The L.A. Times has called him the most famous American Indian since Sitting Bull and Crazy Horse. His indomitable sense of pride and leadership has become embedded in our national character. Today, his path has brought him to Hollywood, thus enabling him to use different means to communicate his vital truths. Through the power of media, his vision is to create peaceful and positive images celebrating the magic and mystery of his American Indian heritage. In contemplating the fundamental issues about the world in which we live, he is committed to educating all people about our most crucial battle – the preservation of the earth.
The United States is one big reservation, and we are all in it. So says Russell Means, legendary actor, political activist and leader for the American Indian Movement. Means led the 1972 seizure of the Bureau of Indian Affairs headquarters in Washington, D.C., and in 1973 led a standoff at Wounded Knee, South Dakota, on the Pine Ridge Indian Reservation, a response to the massacre of at least 150 Lakotah men, women, and children by the U.S. Seventh Cavalry at a camp near Wounded Knee Creek.
American Indian Russell Means gives an eye-opening 90 minute interview in which he explains how Native Americans and Americans in general are all imprisoned within one huge reservation. Means is a leader for the Republic of Lakotah, a movement that has declared its independence from the United States and refused to recognize the authority of presidents or governments, withdrawing from treaties it made with the federal government and defining its borders which cover thousands of square miles in North Dakota, South Dakota, Nebraska, Wyoming, and Montana.

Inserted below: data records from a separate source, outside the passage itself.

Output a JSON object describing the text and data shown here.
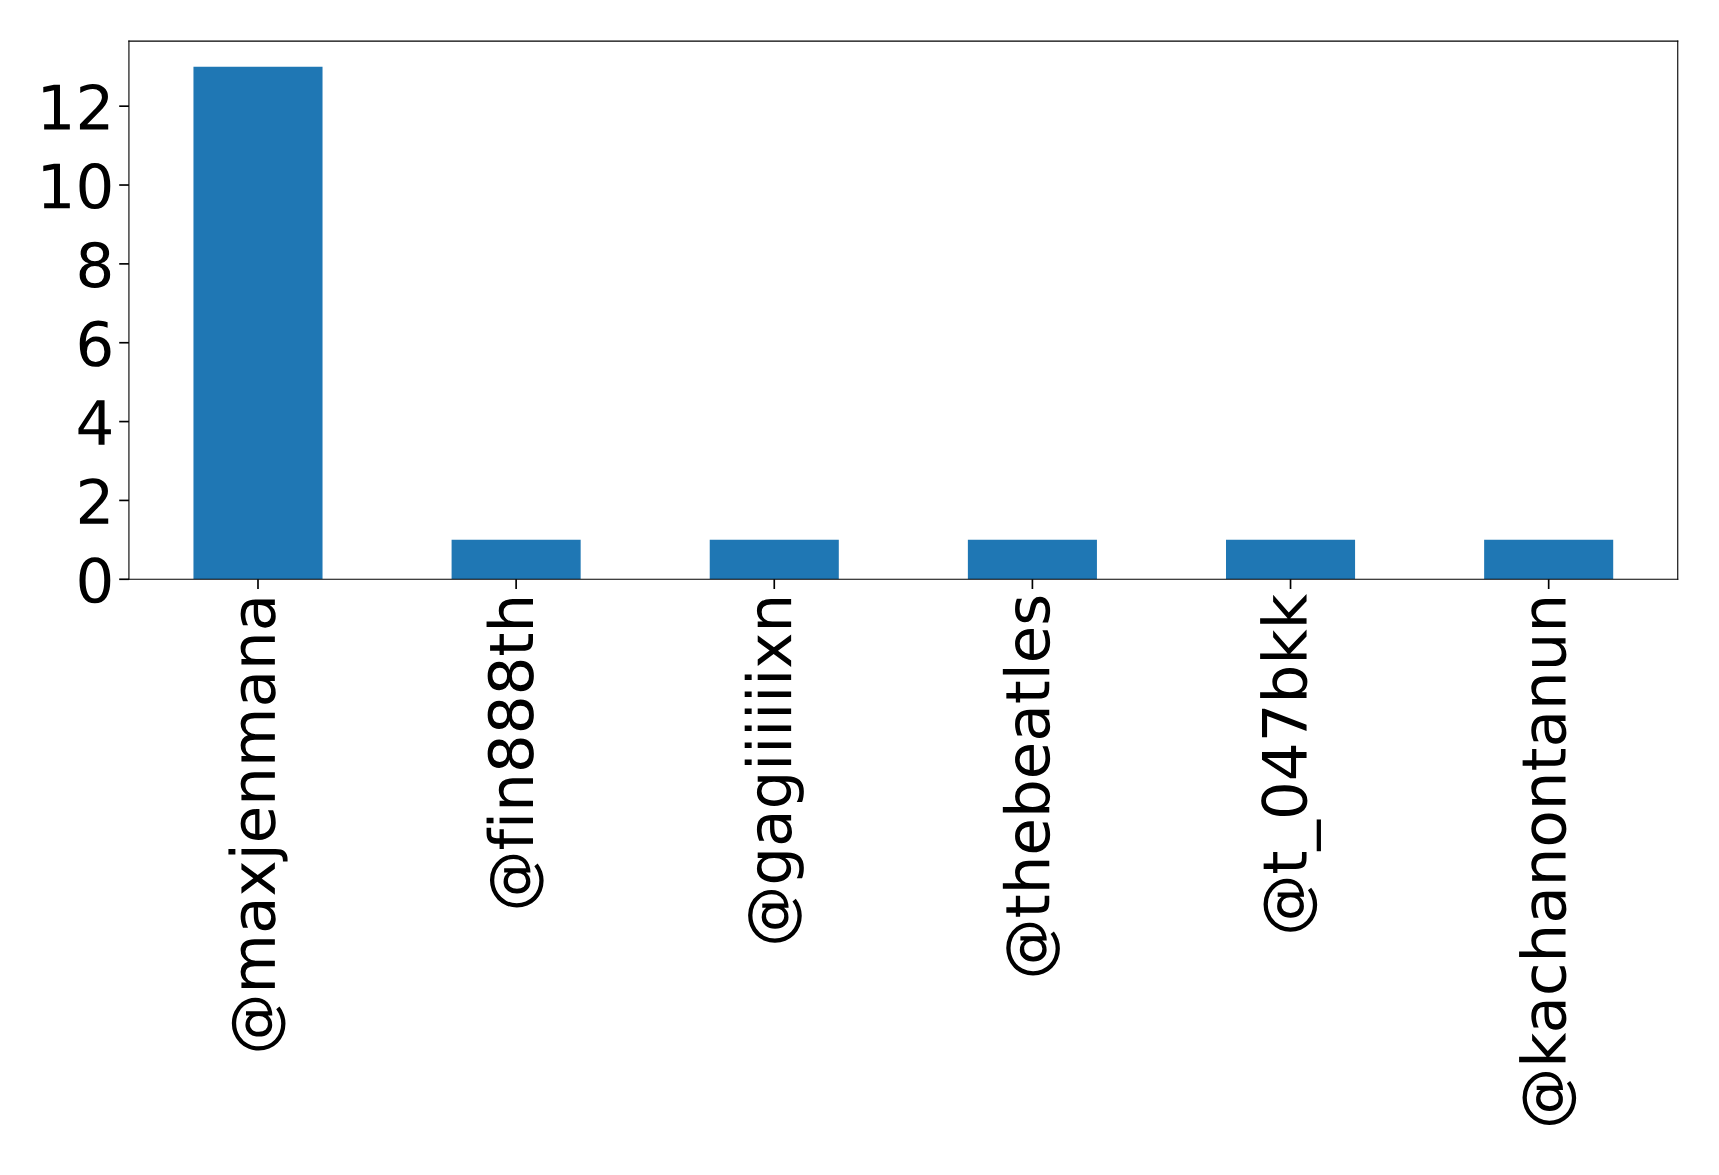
{
  "chart_data": {
    "type": "bar",
    "categories": [
      "@maxjenmana",
      "@fin888th",
      "@gagiiiiiixn",
      "@thebeatles",
      "@t_047bkk",
      "@kachanontanun"
    ],
    "values": [
      13,
      1,
      1,
      1,
      1,
      1
    ],
    "color": "#1f77b4",
    "ylim": [
      0,
      13.65
    ],
    "yticks": [
      0,
      2,
      4,
      6,
      8,
      10,
      12
    ],
    "grid": false
  }
}
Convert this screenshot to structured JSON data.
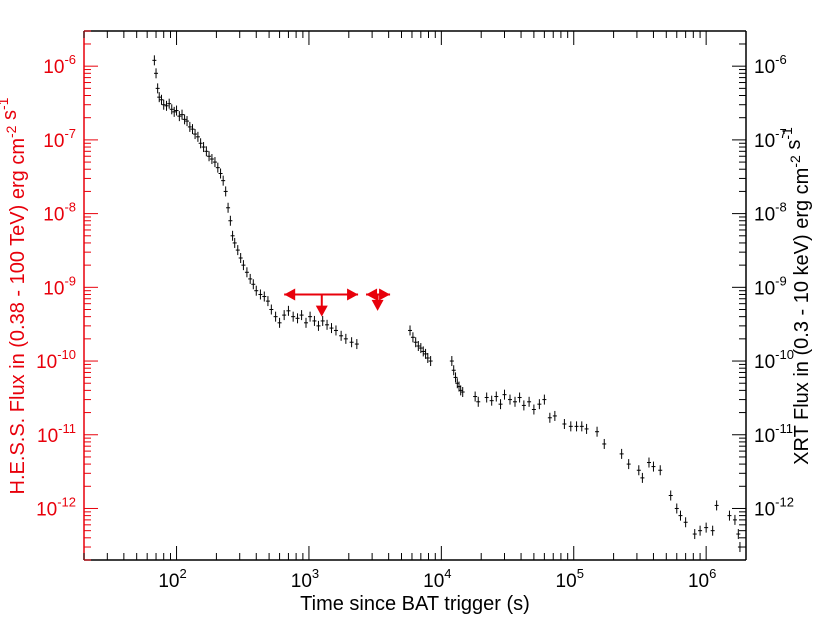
{
  "chart_data": {
    "type": "scatter",
    "x_scale": "log",
    "y_scale": "log",
    "xlim": [
      20,
      2000000
    ],
    "ylim": [
      2e-13,
      3e-06
    ],
    "xlabel": "Time since BAT trigger (s)",
    "ylabel_left": "H.E.S.S. Flux in (0.38 - 100 TeV) erg cm^-2 s^-1",
    "ylabel_right": "XRT Flux in (0.3 - 10 keV) erg cm^-2 s^-1",
    "x_ticks": [
      {
        "value": 100,
        "base": "10",
        "exp": "2"
      },
      {
        "value": 1000,
        "base": "10",
        "exp": "3"
      },
      {
        "value": 10000,
        "base": "10",
        "exp": "4"
      },
      {
        "value": 100000,
        "base": "10",
        "exp": "5"
      },
      {
        "value": 1000000,
        "base": "10",
        "exp": "6"
      }
    ],
    "y_ticks": [
      {
        "value": 1e-12,
        "base": "10",
        "exp": "-12"
      },
      {
        "value": 1e-11,
        "base": "10",
        "exp": "-11"
      },
      {
        "value": 1e-10,
        "base": "10",
        "exp": "-10"
      },
      {
        "value": 1e-09,
        "base": "10",
        "exp": "-9"
      },
      {
        "value": 1e-08,
        "base": "10",
        "exp": "-8"
      },
      {
        "value": 1e-07,
        "base": "10",
        "exp": "-7"
      },
      {
        "value": 1e-06,
        "base": "10",
        "exp": "-6"
      }
    ],
    "colors": {
      "hess": "#e8000b",
      "xrt": "#000000",
      "axis": "#000000"
    },
    "series": [
      {
        "role": "xrt",
        "marker": "errorbar",
        "points": [
          [
            68,
            1.2e-06
          ],
          [
            70,
            8e-07
          ],
          [
            72,
            5e-07
          ],
          [
            74,
            3.8e-07
          ],
          [
            77,
            3.5e-07
          ],
          [
            80,
            3e-07
          ],
          [
            84,
            2.9e-07
          ],
          [
            88,
            3.1e-07
          ],
          [
            92,
            2.6e-07
          ],
          [
            96,
            2.4e-07
          ],
          [
            100,
            2.5e-07
          ],
          [
            105,
            2.1e-07
          ],
          [
            110,
            2.2e-07
          ],
          [
            115,
            1.9e-07
          ],
          [
            120,
            1.8e-07
          ],
          [
            126,
            1.5e-07
          ],
          [
            132,
            1.4e-07
          ],
          [
            138,
            1.2e-07
          ],
          [
            145,
            1.1e-07
          ],
          [
            152,
            9e-08
          ],
          [
            160,
            8e-08
          ],
          [
            168,
            7e-08
          ],
          [
            176,
            6e-08
          ],
          [
            185,
            5.5e-08
          ],
          [
            195,
            5e-08
          ],
          [
            205,
            4.2e-08
          ],
          [
            215,
            3.5e-08
          ],
          [
            225,
            2.8e-08
          ],
          [
            235,
            2e-08
          ],
          [
            245,
            1.2e-08
          ],
          [
            255,
            8e-09
          ],
          [
            265,
            5e-09
          ],
          [
            275,
            4e-09
          ],
          [
            290,
            3.2e-09
          ],
          [
            305,
            2.5e-09
          ],
          [
            320,
            2e-09
          ],
          [
            340,
            1.6e-09
          ],
          [
            360,
            1.3e-09
          ],
          [
            380,
            1.1e-09
          ],
          [
            400,
            9e-10
          ],
          [
            430,
            8e-10
          ],
          [
            460,
            7.5e-10
          ],
          [
            490,
            6.5e-10
          ],
          [
            520,
            5e-10
          ],
          [
            560,
            4e-10
          ],
          [
            600,
            3.3e-10
          ],
          [
            650,
            4.2e-10
          ],
          [
            700,
            4.8e-10
          ],
          [
            760,
            4e-10
          ],
          [
            820,
            3.8e-10
          ],
          [
            880,
            4.2e-10
          ],
          [
            950,
            3.3e-10
          ],
          [
            1020,
            4e-10
          ],
          [
            1100,
            3.5e-10
          ],
          [
            1180,
            3e-10
          ],
          [
            1270,
            3.5e-10
          ],
          [
            1370,
            3.1e-10
          ],
          [
            1480,
            2.8e-10
          ],
          [
            1600,
            2.6e-10
          ],
          [
            1750,
            2.2e-10
          ],
          [
            1900,
            2e-10
          ],
          [
            2100,
            1.8e-10
          ],
          [
            2300,
            1.7e-10
          ],
          [
            5800,
            2.6e-10
          ],
          [
            6100,
            2.1e-10
          ],
          [
            6400,
            1.8e-10
          ],
          [
            6700,
            1.6e-10
          ],
          [
            7000,
            1.5e-10
          ],
          [
            7300,
            1.35e-10
          ],
          [
            7600,
            1.25e-10
          ],
          [
            7900,
            1.1e-10
          ],
          [
            8300,
            1e-10
          ],
          [
            12000,
            1e-10
          ],
          [
            12400,
            7.5e-11
          ],
          [
            12800,
            6e-11
          ],
          [
            13200,
            5e-11
          ],
          [
            13600,
            4.5e-11
          ],
          [
            14000,
            4e-11
          ],
          [
            14500,
            3.8e-11
          ],
          [
            18000,
            3.3e-11
          ],
          [
            19000,
            2.8e-11
          ],
          [
            22000,
            3.2e-11
          ],
          [
            24000,
            2.9e-11
          ],
          [
            26000,
            3.3e-11
          ],
          [
            28000,
            2.6e-11
          ],
          [
            30000,
            3.5e-11
          ],
          [
            33000,
            3e-11
          ],
          [
            36000,
            2.8e-11
          ],
          [
            39000,
            3.2e-11
          ],
          [
            42000,
            2.5e-11
          ],
          [
            46000,
            2.8e-11
          ],
          [
            50000,
            2.2e-11
          ],
          [
            55000,
            2.6e-11
          ],
          [
            60000,
            3e-11
          ],
          [
            66000,
            1.7e-11
          ],
          [
            72000,
            1.8e-11
          ],
          [
            85000,
            1.4e-11
          ],
          [
            95000,
            1.3e-11
          ],
          [
            105000,
            1.3e-11
          ],
          [
            115000,
            1.3e-11
          ],
          [
            125000,
            1.2e-11
          ],
          [
            150000,
            1.1e-11
          ],
          [
            170000,
            7.5e-12
          ],
          [
            230000,
            5.5e-12
          ],
          [
            260000,
            4e-12
          ],
          [
            310000,
            3.3e-12
          ],
          [
            330000,
            2.6e-12
          ],
          [
            370000,
            4.2e-12
          ],
          [
            400000,
            3.7e-12
          ],
          [
            450000,
            3.3e-12
          ],
          [
            540000,
            1.5e-12
          ],
          [
            600000,
            1e-12
          ],
          [
            640000,
            8e-13
          ],
          [
            700000,
            6.5e-13
          ],
          [
            820000,
            4.5e-13
          ],
          [
            900000,
            5e-13
          ],
          [
            1000000,
            5.5e-13
          ],
          [
            1120000,
            5e-13
          ],
          [
            1200000,
            1.1e-12
          ],
          [
            1500000,
            8e-13
          ],
          [
            1650000,
            7e-13
          ],
          [
            1750000,
            4.5e-13
          ],
          [
            1800000,
            3e-13
          ]
        ]
      },
      {
        "role": "hess_upper_limits",
        "marker": "upper-limit",
        "points": [
          {
            "x": 1250,
            "x_lo": 650,
            "x_hi": 2350,
            "y": 8e-10,
            "y_arrow_to": 4e-10
          },
          {
            "x": 3300,
            "x_lo": 2700,
            "x_hi": 4100,
            "y": 8e-10,
            "y_arrow_to": 4.8e-10
          }
        ]
      }
    ]
  }
}
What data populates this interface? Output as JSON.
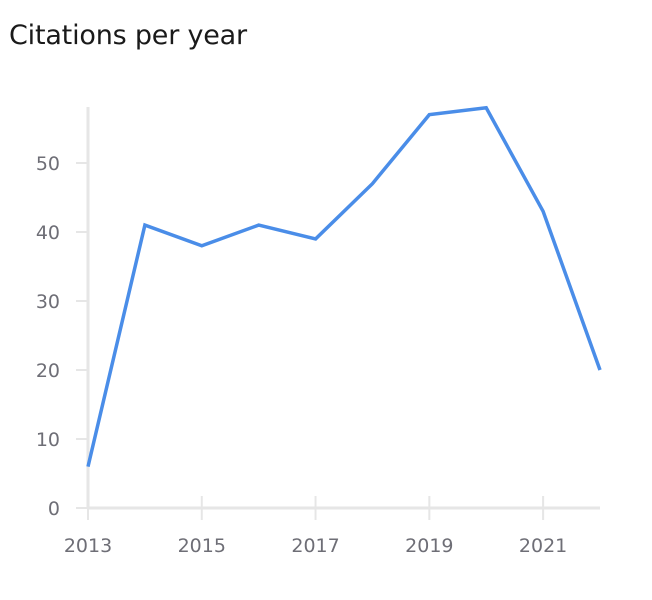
{
  "title": "Citations per year",
  "colors": {
    "line": "#4a8de8",
    "axis": "#e6e6e6",
    "tick_text": "#6e6e76",
    "title": "#1a1a1a"
  },
  "chart_data": {
    "type": "line",
    "title": "Citations per year",
    "xlabel": "",
    "ylabel": "",
    "x": [
      2013,
      2014,
      2015,
      2016,
      2017,
      2018,
      2019,
      2020,
      2021,
      2022
    ],
    "series": [
      {
        "values": [
          6,
          41,
          38,
          41,
          39,
          47,
          57,
          58,
          43,
          20
        ]
      }
    ],
    "x_ticks": [
      "2013",
      "2015",
      "2017",
      "2019",
      "2021"
    ],
    "y_ticks": [
      "0",
      "10",
      "20",
      "30",
      "40",
      "50"
    ],
    "xlim": [
      2013,
      2022
    ],
    "ylim": [
      0,
      58
    ],
    "grid": false,
    "legend": "none"
  }
}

Means explains how American Indians have been enslaved within de facto prisoner of war camps as a result of the federal government’s restriction of their food supply and the application of colonial tactics, a process that has now also been inflicted on the United States as a whole which has turned into, “one huge Indian reservation,” according to Means.
Means warns that Americans have lost the ability of critical though, and with each successive generation become more irresponsible and as a consequence less free, disregarding a near-perfect document, the Constitution, which was derived from Indian law. Means chronicles the loss of freedom from the 1840’s onwards, which marked the birth of the corporation, to Lincoln’s declaration of martial law, to the latter part of the 19th century and into the 20th when Congress “started giving banks the right to rule,” and private banking interests began printing the money.